I need to clean an html string from accents and html accents code, and of course I have found a lot of codes that do this, however, none seems to work with the file i need to clean.
This file contains words like Postulación Ayudantías
and also Gestión
or Árbol
I found a lot of codes with text.normalize and regex use to clean the String, which work well with short strings but I'm using very long strings and those codes, which work with short string, doesn't work with long Strings
I am really lost here and I need help please!
This are the codes I tried and didnt work
Easy way to remove UTF-8 accents from a string? (return "?" for every accent in the String)

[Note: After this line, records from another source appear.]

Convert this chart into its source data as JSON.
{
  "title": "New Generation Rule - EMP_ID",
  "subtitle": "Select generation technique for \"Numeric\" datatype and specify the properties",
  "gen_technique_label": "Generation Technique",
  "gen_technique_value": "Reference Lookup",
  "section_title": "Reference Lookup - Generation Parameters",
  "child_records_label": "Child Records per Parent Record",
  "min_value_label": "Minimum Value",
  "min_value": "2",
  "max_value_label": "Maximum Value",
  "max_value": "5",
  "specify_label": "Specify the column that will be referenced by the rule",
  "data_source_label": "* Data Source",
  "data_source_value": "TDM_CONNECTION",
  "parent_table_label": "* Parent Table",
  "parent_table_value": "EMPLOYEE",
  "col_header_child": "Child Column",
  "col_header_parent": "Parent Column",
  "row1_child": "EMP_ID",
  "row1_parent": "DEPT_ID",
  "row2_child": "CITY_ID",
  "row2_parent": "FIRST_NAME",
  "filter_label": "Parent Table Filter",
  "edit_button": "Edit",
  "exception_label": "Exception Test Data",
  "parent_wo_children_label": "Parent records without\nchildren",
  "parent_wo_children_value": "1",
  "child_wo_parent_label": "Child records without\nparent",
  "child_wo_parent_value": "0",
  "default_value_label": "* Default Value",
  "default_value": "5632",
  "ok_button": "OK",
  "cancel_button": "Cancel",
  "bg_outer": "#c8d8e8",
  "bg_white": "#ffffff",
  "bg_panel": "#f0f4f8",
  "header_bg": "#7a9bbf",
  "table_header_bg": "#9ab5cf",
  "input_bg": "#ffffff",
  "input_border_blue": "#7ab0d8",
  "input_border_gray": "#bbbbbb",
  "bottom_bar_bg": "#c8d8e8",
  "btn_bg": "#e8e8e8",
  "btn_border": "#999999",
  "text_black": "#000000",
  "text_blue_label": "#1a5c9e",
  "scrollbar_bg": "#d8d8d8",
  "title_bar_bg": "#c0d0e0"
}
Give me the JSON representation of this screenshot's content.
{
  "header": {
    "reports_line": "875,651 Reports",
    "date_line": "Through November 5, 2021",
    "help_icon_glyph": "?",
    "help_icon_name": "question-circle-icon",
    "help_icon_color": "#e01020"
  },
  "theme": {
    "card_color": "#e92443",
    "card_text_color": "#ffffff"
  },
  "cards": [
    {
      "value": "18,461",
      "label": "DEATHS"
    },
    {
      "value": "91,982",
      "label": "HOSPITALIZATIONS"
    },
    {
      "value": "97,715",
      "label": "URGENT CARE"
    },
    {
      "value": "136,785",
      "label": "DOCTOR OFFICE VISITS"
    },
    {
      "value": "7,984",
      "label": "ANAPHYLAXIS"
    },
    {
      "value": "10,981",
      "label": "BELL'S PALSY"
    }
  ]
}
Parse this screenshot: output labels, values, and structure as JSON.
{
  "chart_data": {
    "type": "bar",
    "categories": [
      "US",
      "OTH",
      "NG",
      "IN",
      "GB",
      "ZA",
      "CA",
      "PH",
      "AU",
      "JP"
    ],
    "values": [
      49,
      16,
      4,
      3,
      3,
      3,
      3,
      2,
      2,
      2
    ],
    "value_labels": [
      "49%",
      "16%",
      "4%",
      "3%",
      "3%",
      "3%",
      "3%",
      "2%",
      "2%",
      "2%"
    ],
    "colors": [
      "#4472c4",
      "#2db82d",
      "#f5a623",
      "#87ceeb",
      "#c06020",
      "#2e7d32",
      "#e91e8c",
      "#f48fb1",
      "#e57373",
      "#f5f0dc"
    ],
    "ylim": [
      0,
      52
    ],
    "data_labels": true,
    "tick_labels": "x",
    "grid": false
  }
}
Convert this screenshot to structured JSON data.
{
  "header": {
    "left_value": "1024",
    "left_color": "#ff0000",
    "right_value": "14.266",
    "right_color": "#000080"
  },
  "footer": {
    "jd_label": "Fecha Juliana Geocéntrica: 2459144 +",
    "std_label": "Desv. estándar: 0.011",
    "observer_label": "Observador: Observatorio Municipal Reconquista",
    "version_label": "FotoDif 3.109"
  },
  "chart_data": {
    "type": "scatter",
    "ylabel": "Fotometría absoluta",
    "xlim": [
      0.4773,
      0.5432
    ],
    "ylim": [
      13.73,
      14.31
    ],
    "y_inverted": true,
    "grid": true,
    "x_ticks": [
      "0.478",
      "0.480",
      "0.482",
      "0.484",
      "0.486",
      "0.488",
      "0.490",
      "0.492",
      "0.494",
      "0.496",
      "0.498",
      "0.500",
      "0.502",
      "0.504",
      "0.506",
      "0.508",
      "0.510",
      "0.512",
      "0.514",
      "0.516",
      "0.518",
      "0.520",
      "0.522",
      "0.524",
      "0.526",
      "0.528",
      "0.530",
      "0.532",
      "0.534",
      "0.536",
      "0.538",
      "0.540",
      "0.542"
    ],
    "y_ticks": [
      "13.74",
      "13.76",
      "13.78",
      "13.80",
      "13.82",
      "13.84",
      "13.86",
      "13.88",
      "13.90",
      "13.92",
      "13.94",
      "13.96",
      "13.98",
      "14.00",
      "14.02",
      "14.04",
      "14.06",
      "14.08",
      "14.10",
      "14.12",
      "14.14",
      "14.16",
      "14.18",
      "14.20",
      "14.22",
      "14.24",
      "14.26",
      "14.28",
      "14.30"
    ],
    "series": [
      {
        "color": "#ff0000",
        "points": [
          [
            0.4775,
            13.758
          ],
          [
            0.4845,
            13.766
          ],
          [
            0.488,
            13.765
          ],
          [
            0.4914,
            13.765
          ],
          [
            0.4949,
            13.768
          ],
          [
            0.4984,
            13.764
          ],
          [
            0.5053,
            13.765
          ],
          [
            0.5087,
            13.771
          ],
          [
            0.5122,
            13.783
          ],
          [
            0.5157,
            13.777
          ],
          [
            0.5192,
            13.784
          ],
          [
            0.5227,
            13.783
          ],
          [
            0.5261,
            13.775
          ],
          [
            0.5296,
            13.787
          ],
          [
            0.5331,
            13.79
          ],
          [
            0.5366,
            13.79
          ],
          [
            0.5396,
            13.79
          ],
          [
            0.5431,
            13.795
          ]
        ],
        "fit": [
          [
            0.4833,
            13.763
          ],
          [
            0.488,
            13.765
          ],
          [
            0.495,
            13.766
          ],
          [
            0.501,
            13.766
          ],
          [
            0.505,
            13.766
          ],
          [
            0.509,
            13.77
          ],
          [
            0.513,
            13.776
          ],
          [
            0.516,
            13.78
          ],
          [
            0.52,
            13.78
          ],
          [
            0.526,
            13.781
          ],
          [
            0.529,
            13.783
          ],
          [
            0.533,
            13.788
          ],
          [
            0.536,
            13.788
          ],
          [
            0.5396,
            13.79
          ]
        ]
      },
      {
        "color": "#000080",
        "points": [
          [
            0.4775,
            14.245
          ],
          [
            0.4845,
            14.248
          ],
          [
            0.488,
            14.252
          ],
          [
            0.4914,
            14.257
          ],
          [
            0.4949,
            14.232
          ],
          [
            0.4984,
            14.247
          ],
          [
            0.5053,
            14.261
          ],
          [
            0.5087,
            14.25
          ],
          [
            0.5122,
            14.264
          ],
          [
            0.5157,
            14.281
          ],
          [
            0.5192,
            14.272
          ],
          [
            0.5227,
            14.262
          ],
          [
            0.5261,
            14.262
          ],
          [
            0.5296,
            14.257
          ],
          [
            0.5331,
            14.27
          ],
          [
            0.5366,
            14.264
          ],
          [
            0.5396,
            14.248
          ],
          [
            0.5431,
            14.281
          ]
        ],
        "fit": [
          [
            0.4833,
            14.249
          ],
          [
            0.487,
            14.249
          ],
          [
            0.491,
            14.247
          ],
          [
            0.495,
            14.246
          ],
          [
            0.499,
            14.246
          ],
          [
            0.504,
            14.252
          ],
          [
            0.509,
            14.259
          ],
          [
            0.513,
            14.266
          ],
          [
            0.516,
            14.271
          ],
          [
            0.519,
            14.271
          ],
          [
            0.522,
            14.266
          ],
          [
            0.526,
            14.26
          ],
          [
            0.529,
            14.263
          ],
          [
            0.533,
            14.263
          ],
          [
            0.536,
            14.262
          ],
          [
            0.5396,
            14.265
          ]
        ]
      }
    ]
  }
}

and I used regular expression to remove the html accent code but neither is working:
string=string.replaceAll("á","a");
string=string.replaceAll("é","e");
string=string.replaceAll("í","i");
string=string.replaceAll("ó","o");
string=string.replaceAll("ú","u");
string=string.replaceAll("ñ","n");
Edit: nvm the replaceAll is working I wrote it wrong ("/á instead of "á)
Any help or ideas?
I think there are several options that would work. I would suggest that you first use StringEscapeUtils.unescapeHtml4(String) to unescape your html entities (that is convert them to their normal Java "utf-8" form). Then you could use an ASCIIFoldingFilter to filter to "ASCII" equivalents.